Arthur E. Stilwell - Father of Fairmount


Fairmount got its name from Arthur Edward Stilwell, the man who created Fairmount Park in 1892. 

    In 1891 he built a streetcar line called the “Air Line,” which ran from Kansas City to Independence.  To encourage people to ride his Air Line, Stilwell built the amusement park along the line. 

   In 1892 the park was called Cusenbary Springs.  40 acres of J. D. Cusenbary’s land had been purchased, along with the spring which was dammed to create an 18-acre lake.  That year the name was changed to Fairmount Park. It was likely named after the park in Philadelphia which had the same name, as Mr.

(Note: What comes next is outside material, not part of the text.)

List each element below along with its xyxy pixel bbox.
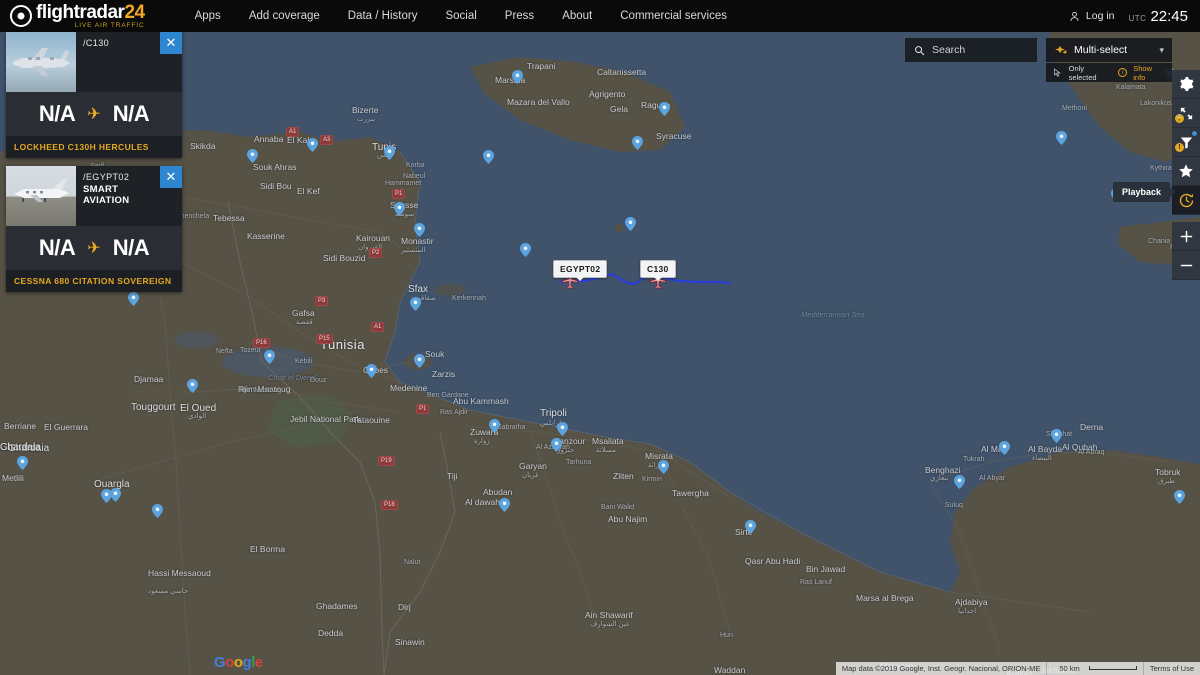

Stilwell was actively courting investors from Pennsylvania to help finance his other projects.

   Arthur Stillwell was an entrepreneur who loved building streetcars and railroads.  The Kansas City Southern Railroad was built by Stilwell, who has several cities named after him in states from here to the Gulf of Mexico.  He created nearly 40 towns along the railroad lines he built, like Stilwell, Kansas and Port Arthur, Texas.

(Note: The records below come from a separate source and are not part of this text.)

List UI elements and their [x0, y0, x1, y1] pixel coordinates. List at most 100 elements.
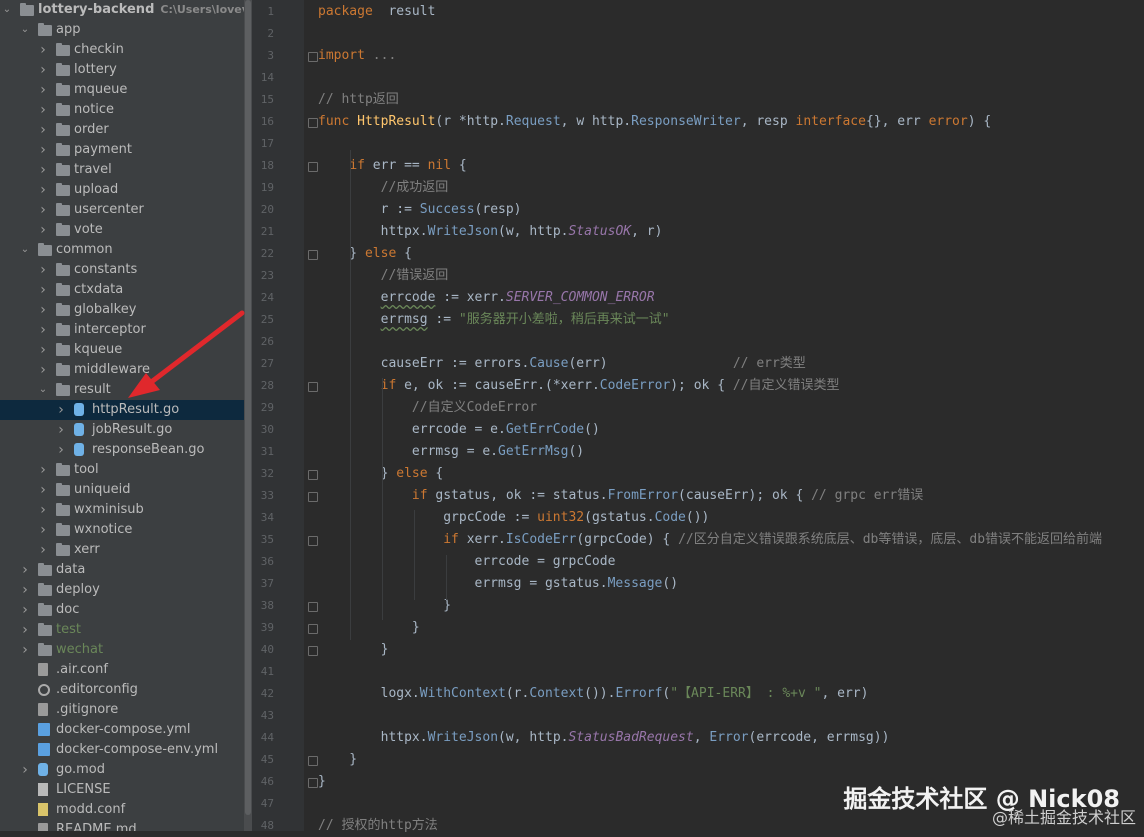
chevron-right-icon[interactable]: › — [38, 500, 48, 520]
tree-item-ctxdata[interactable]: › ctxdata — [0, 280, 244, 300]
tree-item-result[interactable]: ⌄ result — [0, 380, 244, 400]
tree-item-xerr[interactable]: › xerr — [0, 540, 244, 560]
chevron-right-icon[interactable]: › — [20, 640, 30, 660]
fold-marker-icon[interactable] — [308, 756, 318, 766]
code-line[interactable]: package result — [318, 1, 435, 23]
code-line[interactable]: func HttpResult(r *http.Request, w http.… — [318, 111, 991, 133]
chevron-right-icon[interactable]: › — [20, 600, 30, 620]
chevron-right-icon[interactable]: › — [56, 420, 66, 440]
chevron-right-icon[interactable]: › — [38, 300, 48, 320]
fold-marker-icon[interactable] — [308, 536, 318, 546]
chevron-right-icon[interactable]: › — [38, 540, 48, 560]
fold-marker-icon[interactable] — [308, 52, 318, 62]
tree-item-kqueue[interactable]: › kqueue — [0, 340, 244, 360]
tree-item-go-mod[interactable]: › go.mod — [0, 760, 244, 780]
tree-item-test[interactable]: › test — [0, 620, 244, 640]
code-line[interactable]: httpx.WriteJson(w, http.StatusBadRequest… — [318, 727, 890, 749]
chevron-right-icon[interactable]: › — [38, 80, 48, 100]
fold-marker-icon[interactable] — [308, 624, 318, 634]
code-line[interactable]: grpcCode := uint32(gstatus.Code()) — [318, 507, 709, 529]
code-line[interactable]: } else { — [318, 463, 444, 485]
fold-marker-icon[interactable] — [308, 118, 318, 128]
tree-item-interceptor[interactable]: › interceptor — [0, 320, 244, 340]
code-line[interactable]: logx.WithContext(r.Context()).Errorf("【A… — [318, 683, 869, 705]
code-line[interactable]: if e, ok := causeErr.(*xerr.CodeError); … — [318, 375, 840, 397]
code-line[interactable]: // 授权的http方法 — [318, 815, 438, 837]
chevron-right-icon[interactable]: › — [20, 580, 30, 600]
tree-item-middleware[interactable]: › middleware — [0, 360, 244, 380]
chevron-right-icon[interactable]: › — [20, 560, 30, 580]
code-line[interactable]: r := Success(resp) — [318, 199, 522, 221]
tree-item-usercenter[interactable]: › usercenter — [0, 200, 244, 220]
chevron-right-icon[interactable]: › — [38, 200, 48, 220]
fold-marker-icon[interactable] — [308, 492, 318, 502]
chevron-right-icon[interactable]: › — [20, 620, 30, 640]
tree-item-mqueue[interactable]: › mqueue — [0, 80, 244, 100]
code-line[interactable]: import ... — [318, 45, 396, 67]
code-line[interactable]: } — [318, 771, 326, 793]
chevron-right-icon[interactable]: › — [56, 400, 66, 420]
chevron-right-icon[interactable]: › — [38, 340, 48, 360]
tree-item-docker-compose-yml[interactable]: docker-compose.yml — [0, 720, 244, 740]
chevron-down-icon[interactable]: ⌄ — [20, 240, 30, 260]
fold-marker-icon[interactable] — [308, 162, 318, 172]
tree-item-payment[interactable]: › payment — [0, 140, 244, 160]
tree-scrollbar-thumb[interactable] — [245, 0, 251, 815]
fold-marker-icon[interactable] — [308, 646, 318, 656]
chevron-down-icon[interactable]: ⌄ — [2, 0, 12, 20]
code-line[interactable]: } — [318, 617, 420, 639]
tree-item-constants[interactable]: › constants — [0, 260, 244, 280]
tree-item-uniqueid[interactable]: › uniqueid — [0, 480, 244, 500]
chevron-right-icon[interactable]: › — [38, 460, 48, 480]
code-line[interactable]: if err == nil { — [318, 155, 466, 177]
chevron-right-icon[interactable]: › — [38, 160, 48, 180]
code-line[interactable]: //成功返回 — [318, 177, 449, 199]
tree-item-order[interactable]: › order — [0, 120, 244, 140]
code-line[interactable]: errcode := xerr.SERVER_COMMON_ERROR — [318, 287, 655, 309]
fold-marker-icon[interactable] — [308, 382, 318, 392]
code-line[interactable]: causeErr := errors.Cause(err) // err类型 — [318, 353, 806, 375]
fold-marker-icon[interactable] — [308, 778, 318, 788]
chevron-right-icon[interactable]: › — [56, 440, 66, 460]
tree-item-license[interactable]: LICENSE — [0, 780, 244, 800]
code-line[interactable]: errmsg = gstatus.Message() — [318, 573, 679, 595]
tree-item-gitignore[interactable]: .gitignore — [0, 700, 244, 720]
tree-scrollbar[interactable] — [244, 0, 252, 831]
chevron-down-icon[interactable]: ⌄ — [20, 20, 30, 40]
chevron-right-icon[interactable]: › — [38, 360, 48, 380]
tree-item-docker-compose-env-yml[interactable]: docker-compose-env.yml — [0, 740, 244, 760]
chevron-right-icon[interactable]: › — [38, 320, 48, 340]
tree-item-doc[interactable]: › doc — [0, 600, 244, 620]
tree-item-data[interactable]: › data — [0, 560, 244, 580]
code-line[interactable]: } — [318, 595, 451, 617]
chevron-right-icon[interactable]: › — [38, 280, 48, 300]
chevron-right-icon[interactable]: › — [38, 220, 48, 240]
tree-item-modd-conf[interactable]: modd.conf — [0, 800, 244, 820]
code-line[interactable]: if xerr.IsCodeErr(grpcCode) { //区分自定义错误跟… — [318, 529, 1102, 551]
tree-item-vote[interactable]: › vote — [0, 220, 244, 240]
chevron-right-icon[interactable]: › — [38, 60, 48, 80]
tree-item-deploy[interactable]: › deploy — [0, 580, 244, 600]
code-line[interactable]: } — [318, 749, 357, 771]
tree-item-globalkey[interactable]: › globalkey — [0, 300, 244, 320]
chevron-right-icon[interactable]: › — [38, 40, 48, 60]
code-line[interactable]: } else { — [318, 243, 412, 265]
tree-item-jobresult-go[interactable]: › jobResult.go — [0, 420, 244, 440]
chevron-right-icon[interactable]: › — [38, 480, 48, 500]
tree-item-lottery[interactable]: › lottery — [0, 60, 244, 80]
tree-item-wxnotice[interactable]: › wxnotice — [0, 520, 244, 540]
chevron-down-icon[interactable]: ⌄ — [38, 380, 48, 400]
code-line[interactable]: //错误返回 — [318, 265, 449, 287]
code-line[interactable]: httpx.WriteJson(w, http.StatusOK, r) — [318, 221, 663, 243]
tree-item-upload[interactable]: › upload — [0, 180, 244, 200]
chevron-right-icon[interactable]: › — [38, 520, 48, 540]
chevron-right-icon[interactable]: › — [38, 120, 48, 140]
code-line[interactable]: errmsg = e.GetErrMsg() — [318, 441, 584, 463]
tree-item-lottery-backend[interactable]: ⌄ lottery-backendC:\Users\lovevivi\De — [0, 0, 244, 20]
tree-item-air-conf[interactable]: .air.conf — [0, 660, 244, 680]
code-line[interactable]: } — [318, 639, 389, 661]
chevron-right-icon[interactable]: › — [38, 100, 48, 120]
chevron-right-icon[interactable]: › — [38, 140, 48, 160]
tree-item-app[interactable]: ⌄ app — [0, 20, 244, 40]
tree-item-readme-md[interactable]: README.md — [0, 820, 244, 831]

   Stilwell was one of Kansas City’s great civic leaders, and Fairmount Park was his playground.  Tens of thousands of people a year came on the Air Line to enjoy a beach, amusement park rides, a zoo, vaudeville, dancing, daredevils,   and it was known as the “Home of Picnics,” with some of Kansas City’s biggest companies treating their employees to a day at Fairmount Park.  It was the home of the Kansas City Horse Show, which would later evolve into the American Royal.

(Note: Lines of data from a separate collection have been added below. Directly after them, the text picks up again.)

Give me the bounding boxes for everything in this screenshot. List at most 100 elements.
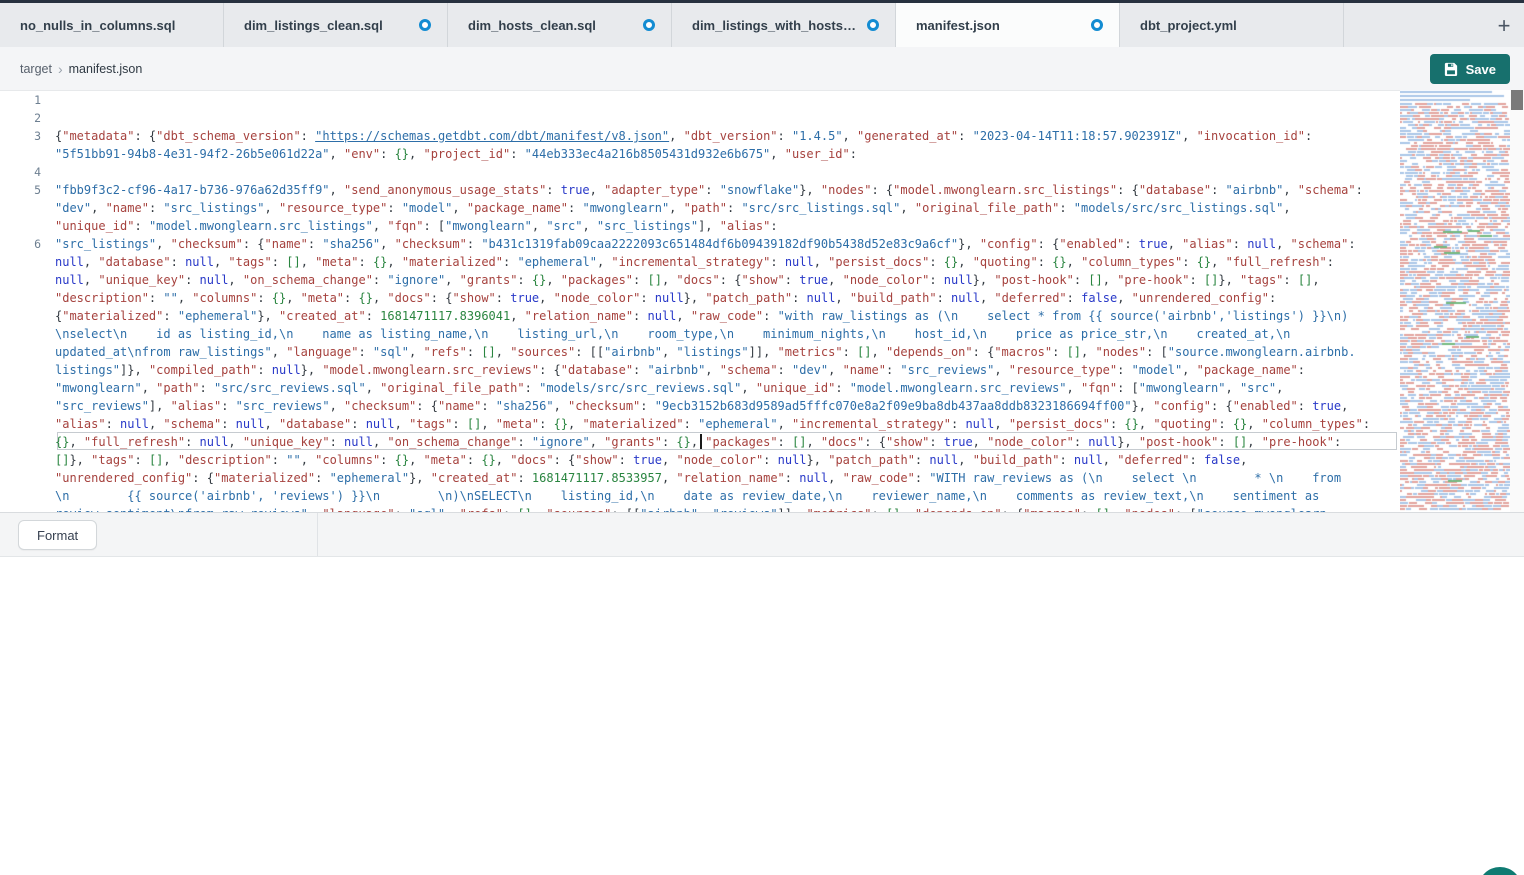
breadcrumb-folder: target bbox=[20, 62, 52, 76]
tab-dbt-project-yml[interactable]: dbt_project.yml bbox=[1120, 3, 1344, 47]
code-text: "unrendered_config": {"materialized": "e… bbox=[55, 469, 1341, 487]
code-text: null, "database": null, "tags": [], "met… bbox=[55, 253, 1334, 271]
code-line[interactable]: listings"]}, "compiled_path": null}, "mo… bbox=[0, 361, 1398, 379]
code-text: "alias": null, "schema": null, "database… bbox=[55, 415, 1370, 433]
breadcrumb-file: manifest.json bbox=[69, 62, 143, 76]
editor-footer-bar: Format bbox=[0, 512, 1524, 557]
line-number: 6 bbox=[0, 235, 55, 253]
line-number bbox=[0, 289, 55, 307]
code-text: "5f51bb91-94b8-4e31-94f2-26b5e061d22a", … bbox=[55, 145, 857, 163]
line-number bbox=[0, 145, 55, 163]
line-number: 1 bbox=[0, 91, 55, 109]
line-number bbox=[0, 379, 55, 397]
line-number bbox=[0, 505, 55, 512]
code-text: "description": "", "columns": {}, "meta"… bbox=[55, 289, 1276, 307]
tab-label: dim_listings_with_hosts.sql bbox=[692, 18, 859, 33]
save-button[interactable]: Save bbox=[1430, 54, 1510, 84]
code-text: {}, "full_refresh": null, "unique_key": … bbox=[55, 433, 1341, 451]
code-line[interactable]: 2 bbox=[0, 109, 1398, 127]
code-line[interactable]: \nselect\n id as listing_id,\n name as l… bbox=[0, 325, 1398, 343]
tab-manifest-json[interactable]: manifest.json bbox=[896, 3, 1120, 47]
code-line[interactable]: {"materialized": "ephemeral"}, "created_… bbox=[0, 307, 1398, 325]
code-text: null, "unique_key": null, "on_schema_cha… bbox=[55, 271, 1320, 289]
code-line[interactable]: {}, "full_refresh": null, "unique_key": … bbox=[0, 433, 1398, 451]
code-text: "fbb9f3c2-cf96-4a17-b736-976a62d35ff9", … bbox=[55, 181, 1363, 199]
code-line[interactable]: "description": "", "columns": {}, "meta"… bbox=[0, 289, 1398, 307]
tab-label: dim_hosts_clean.sql bbox=[468, 18, 596, 33]
footer-divider bbox=[317, 513, 318, 556]
code-line[interactable]: "unique_id": "model.mwonglearn.src_listi… bbox=[0, 217, 1398, 235]
code-line[interactable]: "mwonglearn", "path": "src/src_reviews.s… bbox=[0, 379, 1398, 397]
code-text: "dev", "name": "src_listings", "resource… bbox=[55, 199, 1291, 217]
tab-dim-listings-with-hosts-sql[interactable]: dim_listings_with_hosts.sql bbox=[672, 3, 896, 47]
code-text: \n {{ source('airbnb', 'reviews') }}\n \… bbox=[55, 487, 1319, 505]
code-line[interactable]: null, "database": null, "tags": [], "met… bbox=[0, 253, 1398, 271]
format-button[interactable]: Format bbox=[18, 520, 97, 550]
save-label: Save bbox=[1466, 62, 1496, 77]
line-number: 5 bbox=[0, 181, 55, 199]
unsaved-changes-dot-icon[interactable] bbox=[643, 19, 655, 31]
tab-dim-hosts-clean-sql[interactable]: dim_hosts_clean.sql bbox=[448, 3, 672, 47]
line-number bbox=[0, 271, 55, 289]
code-text: listings"]}, "compiled_path": null}, "mo… bbox=[55, 361, 1305, 379]
line-number bbox=[0, 253, 55, 271]
code-line[interactable]: []}, "tags": [], "description": "", "col… bbox=[0, 451, 1398, 469]
scrollbar-thumb[interactable] bbox=[1511, 90, 1523, 110]
line-number bbox=[0, 397, 55, 415]
code-line[interactable]: "5f51bb91-94b8-4e31-94f2-26b5e061d22a", … bbox=[0, 145, 1398, 163]
line-number bbox=[0, 343, 55, 361]
line-number bbox=[0, 487, 55, 505]
ide-window: no_nulls_in_columns.sql dim_listings_clea… bbox=[0, 0, 1524, 875]
breadcrumb: target › manifest.json bbox=[20, 61, 142, 77]
code-line[interactable]: "alias": null, "schema": null, "database… bbox=[0, 415, 1398, 433]
code-line[interactable]: 6"src_listings", "checksum": {"name": "s… bbox=[0, 235, 1398, 253]
line-number: 3 bbox=[0, 127, 55, 145]
tab-label: no_nulls_in_columns.sql bbox=[20, 18, 175, 33]
unsaved-changes-dot-icon[interactable] bbox=[419, 19, 431, 31]
code-text: updated_at\nfrom raw_listings", "languag… bbox=[55, 343, 1356, 361]
line-number bbox=[0, 433, 55, 451]
new-tab-button[interactable]: + bbox=[1490, 12, 1518, 40]
code-line[interactable]: "dev", "name": "src_listings", "resource… bbox=[0, 199, 1398, 217]
file-tab-bar: no_nulls_in_columns.sql dim_listings_clea… bbox=[0, 3, 1524, 47]
code-text: "src_reviews"], "alias": "src_reviews", … bbox=[55, 397, 1348, 415]
code-line[interactable]: 3{"metadata": {"dbt_schema_version": "ht… bbox=[0, 127, 1398, 145]
minimap[interactable] bbox=[1400, 90, 1510, 512]
code-text: []}, "tags": [], "description": "", "col… bbox=[55, 451, 1247, 469]
code-line[interactable]: 1 bbox=[0, 91, 1398, 109]
tab-label: dim_listings_clean.sql bbox=[244, 18, 383, 33]
breadcrumb-chevron-icon: › bbox=[58, 61, 63, 77]
code-text: "unique_id": "model.mwonglearn.src_listi… bbox=[55, 217, 778, 235]
tab-label: dbt_project.yml bbox=[1140, 18, 1237, 33]
code-text: "src_listings", "checksum": {"name": "sh… bbox=[55, 235, 1356, 253]
code-text: \nselect\n id as listing_id,\n name as l… bbox=[55, 325, 1290, 343]
line-number bbox=[0, 199, 55, 217]
tab-dim-listings-clean-sql[interactable]: dim_listings_clean.sql bbox=[224, 3, 448, 47]
line-number bbox=[0, 415, 55, 433]
code-text: review_sentiment\nfrom raw_reviews", "la… bbox=[55, 505, 1334, 512]
tab-label: manifest.json bbox=[916, 18, 1000, 33]
line-number bbox=[0, 325, 55, 343]
code-text: {"metadata": {"dbt_schema_version": "htt… bbox=[55, 127, 1312, 145]
unsaved-changes-dot-icon[interactable] bbox=[1091, 19, 1103, 31]
code-line[interactable]: "unrendered_config": {"materialized": "e… bbox=[0, 469, 1398, 487]
tab-no-nulls-in-columns-sql[interactable]: no_nulls_in_columns.sql bbox=[0, 3, 224, 47]
line-number bbox=[0, 307, 55, 325]
code-editor[interactable]: 123{"metadata": {"dbt_schema_version": "… bbox=[0, 91, 1524, 512]
line-number bbox=[0, 217, 55, 235]
code-text: "mwonglearn", "path": "src/src_reviews.s… bbox=[55, 379, 1283, 397]
code-rows: 123{"metadata": {"dbt_schema_version": "… bbox=[0, 91, 1398, 512]
code-line[interactable]: updated_at\nfrom raw_listings", "languag… bbox=[0, 343, 1398, 361]
save-floppy-icon bbox=[1444, 62, 1458, 76]
code-line[interactable]: 4 bbox=[0, 163, 1398, 181]
code-line[interactable]: review_sentiment\nfrom raw_reviews", "la… bbox=[0, 505, 1398, 512]
code-line[interactable]: 5"fbb9f3c2-cf96-4a17-b736-976a62d35ff9",… bbox=[0, 181, 1398, 199]
unsaved-changes-dot-icon[interactable] bbox=[867, 19, 879, 31]
line-number bbox=[0, 361, 55, 379]
code-line[interactable]: "src_reviews"], "alias": "src_reviews", … bbox=[0, 397, 1398, 415]
code-line[interactable]: \n {{ source('airbnb', 'reviews') }}\n \… bbox=[0, 487, 1398, 505]
code-line[interactable]: null, "unique_key": null, "on_schema_cha… bbox=[0, 271, 1398, 289]
line-number: 2 bbox=[0, 109, 55, 127]
line-number bbox=[0, 451, 55, 469]
scrollbar-track[interactable] bbox=[1510, 90, 1524, 512]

   Arthur Stilwell was enjoying the Horse Show at Fairmount Park on September 11, 1897, when the last railroad spike was driven in Port Arthur, TX, for his Kansas City, Pittsburg & Gulf Railway, which connected Kansas City to the Gulf of Mexico. The next day a hurricane would tear through Port Arthur, killing 14 people. At the same time, yellow fever quarantine kept all railroad traffic from coming south of Shreveport.

    Within two years Arthur Stilwell lost control of his railroad to the Gulf of Mexico, which was taken from him by bankers over an unpaid $44 printing bill, and renamed the Kansas City Southern Railroad.  He lost Fairmount Park in the bargain.

   Unbowed, Arthur Stilwell embarked on an even bigger project: connecting Kansas City with the Pacific Ocean.  He began building the Kansas City, Mexico, and Orient Railway in 1900. Stilwell spent the next decade laying hundreds of miles of tracks throughout the Southwest and into Mexico, when the Mexican Revolution broke out in 1912.  Once again his railroad went into receivership.  Though he would lose everything, many of his investors became millionaires several times over when oil was discovered along the tracks of the railroad to the Pacific he tried to build.  One of the biggest beneficiaries of the oil money was the Kemper family of Kansas City.

   After he lost the railroad, Arthur Stilwell spent his time living in New York City and wrote several books, poems, and hymns.  He would claim that little pixies/faeries that he called “Brownies” had given him all of his ideas and inspirations. 

   Stilwell was born in Rochester, New York on October 24, 1859. He married his childhood sweetheart, Jennie Wood, and brought her to Kansas City in 1879.  He died of a stroke on September 26, 1928 in his apartment on 74th Street in New York.  Two weeks later his despondent wife Jenny threw herself from the 14th story window of that same apartment and committed suicide.